Once member states spot an irregularity they are first required to tell the Commission, then they must get the money back. This is where problems start. Getting the cash back can take time, but if member states fail to recover it within two years, they must pay the money back to the Commission anyway, and the taxpayers of the country in question end up footing the bill.

So one could argue that member states have an interest in declaring a relatively low "irregular" payments amount, so that they are less exposed to losses later on. This certainly seems to be the case with France, which consistently declares unrealistically tiny numbers: for the Structural Funds, €4.6 million in 2007, and €5 million in 2008.

Compare this with 2008 figures for Germany (€20.9 million), the Netherlands (€28.7 million) and Italy (€74.9 million). Either the French are amazingly good at dotting the i's and crossing the t's on EU-funded projects or there is some under-reporting going on somewhere.

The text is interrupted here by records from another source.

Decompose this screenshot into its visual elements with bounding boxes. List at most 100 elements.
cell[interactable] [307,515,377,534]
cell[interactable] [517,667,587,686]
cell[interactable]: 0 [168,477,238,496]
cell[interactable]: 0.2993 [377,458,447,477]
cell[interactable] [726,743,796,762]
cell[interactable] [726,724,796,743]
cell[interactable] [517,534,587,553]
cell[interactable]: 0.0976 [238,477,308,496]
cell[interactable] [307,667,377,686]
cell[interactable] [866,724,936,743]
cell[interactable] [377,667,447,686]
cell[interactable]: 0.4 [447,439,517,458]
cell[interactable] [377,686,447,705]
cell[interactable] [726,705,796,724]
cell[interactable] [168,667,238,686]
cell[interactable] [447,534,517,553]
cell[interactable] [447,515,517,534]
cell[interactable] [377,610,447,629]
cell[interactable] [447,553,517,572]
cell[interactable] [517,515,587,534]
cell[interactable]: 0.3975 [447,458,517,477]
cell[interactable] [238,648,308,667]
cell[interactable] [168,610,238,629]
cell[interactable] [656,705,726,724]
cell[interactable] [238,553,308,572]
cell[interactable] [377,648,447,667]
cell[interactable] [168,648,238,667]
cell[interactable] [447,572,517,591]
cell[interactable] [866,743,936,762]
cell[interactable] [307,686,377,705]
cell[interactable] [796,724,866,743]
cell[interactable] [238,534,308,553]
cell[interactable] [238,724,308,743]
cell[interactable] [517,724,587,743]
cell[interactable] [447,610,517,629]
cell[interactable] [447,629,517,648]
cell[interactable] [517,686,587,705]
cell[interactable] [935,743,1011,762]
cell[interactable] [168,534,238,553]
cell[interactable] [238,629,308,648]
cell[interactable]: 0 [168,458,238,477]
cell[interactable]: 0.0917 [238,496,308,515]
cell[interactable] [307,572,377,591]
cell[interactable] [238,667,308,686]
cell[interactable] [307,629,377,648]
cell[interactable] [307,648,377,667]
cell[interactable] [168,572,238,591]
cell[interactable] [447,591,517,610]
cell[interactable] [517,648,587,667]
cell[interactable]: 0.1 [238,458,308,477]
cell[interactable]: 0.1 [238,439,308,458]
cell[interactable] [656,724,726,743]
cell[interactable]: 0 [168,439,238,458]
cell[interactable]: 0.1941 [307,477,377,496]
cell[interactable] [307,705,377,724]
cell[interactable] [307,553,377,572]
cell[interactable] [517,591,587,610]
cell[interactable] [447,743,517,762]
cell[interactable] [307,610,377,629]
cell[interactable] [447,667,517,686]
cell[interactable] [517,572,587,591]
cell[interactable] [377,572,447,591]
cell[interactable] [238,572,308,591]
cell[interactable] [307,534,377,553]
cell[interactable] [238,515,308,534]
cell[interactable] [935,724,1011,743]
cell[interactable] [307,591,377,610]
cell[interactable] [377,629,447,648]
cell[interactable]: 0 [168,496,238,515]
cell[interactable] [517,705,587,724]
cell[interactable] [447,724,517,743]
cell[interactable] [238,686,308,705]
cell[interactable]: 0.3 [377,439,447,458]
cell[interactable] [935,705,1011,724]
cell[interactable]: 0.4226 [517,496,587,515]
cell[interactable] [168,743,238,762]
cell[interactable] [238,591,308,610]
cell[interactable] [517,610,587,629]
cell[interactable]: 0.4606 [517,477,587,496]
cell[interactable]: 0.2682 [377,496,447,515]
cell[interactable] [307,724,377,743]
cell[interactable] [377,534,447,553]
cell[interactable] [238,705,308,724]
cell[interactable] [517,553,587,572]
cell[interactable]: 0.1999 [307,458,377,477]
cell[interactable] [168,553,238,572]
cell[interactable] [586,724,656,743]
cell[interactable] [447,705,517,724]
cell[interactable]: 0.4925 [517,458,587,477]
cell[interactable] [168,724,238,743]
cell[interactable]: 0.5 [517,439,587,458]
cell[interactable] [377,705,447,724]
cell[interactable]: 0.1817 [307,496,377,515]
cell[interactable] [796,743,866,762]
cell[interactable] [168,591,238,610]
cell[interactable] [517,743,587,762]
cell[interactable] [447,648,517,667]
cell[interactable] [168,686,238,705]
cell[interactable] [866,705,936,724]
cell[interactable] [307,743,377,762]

However, if a low number for irregular payments indicates competence on the part of the member state authorities that manage EU funds, then the champions of incompetence must be the British (though of course one can also argue they are most rigorous in declaring irregular payments). In 2007, for Structural Funds, the UK declared €161 million of irregular payments (more or less 10 percent of the UK's Structural Funds pot for that year). In 2008, the figure was €123 million.

The UK has form for "significantly higher" than normal error rates in Structural Fund payments, especially when it comes to paying authorities in the north of England. Last year, for failings in the north-west of England, around €25 million had to be paid back to the Commission.

Surely there is a case here for some cross-border good practice exchange that will deepen EU integration: send the Mancunians and Liverpudlians to Paris for a bit so they can learn how it should be done!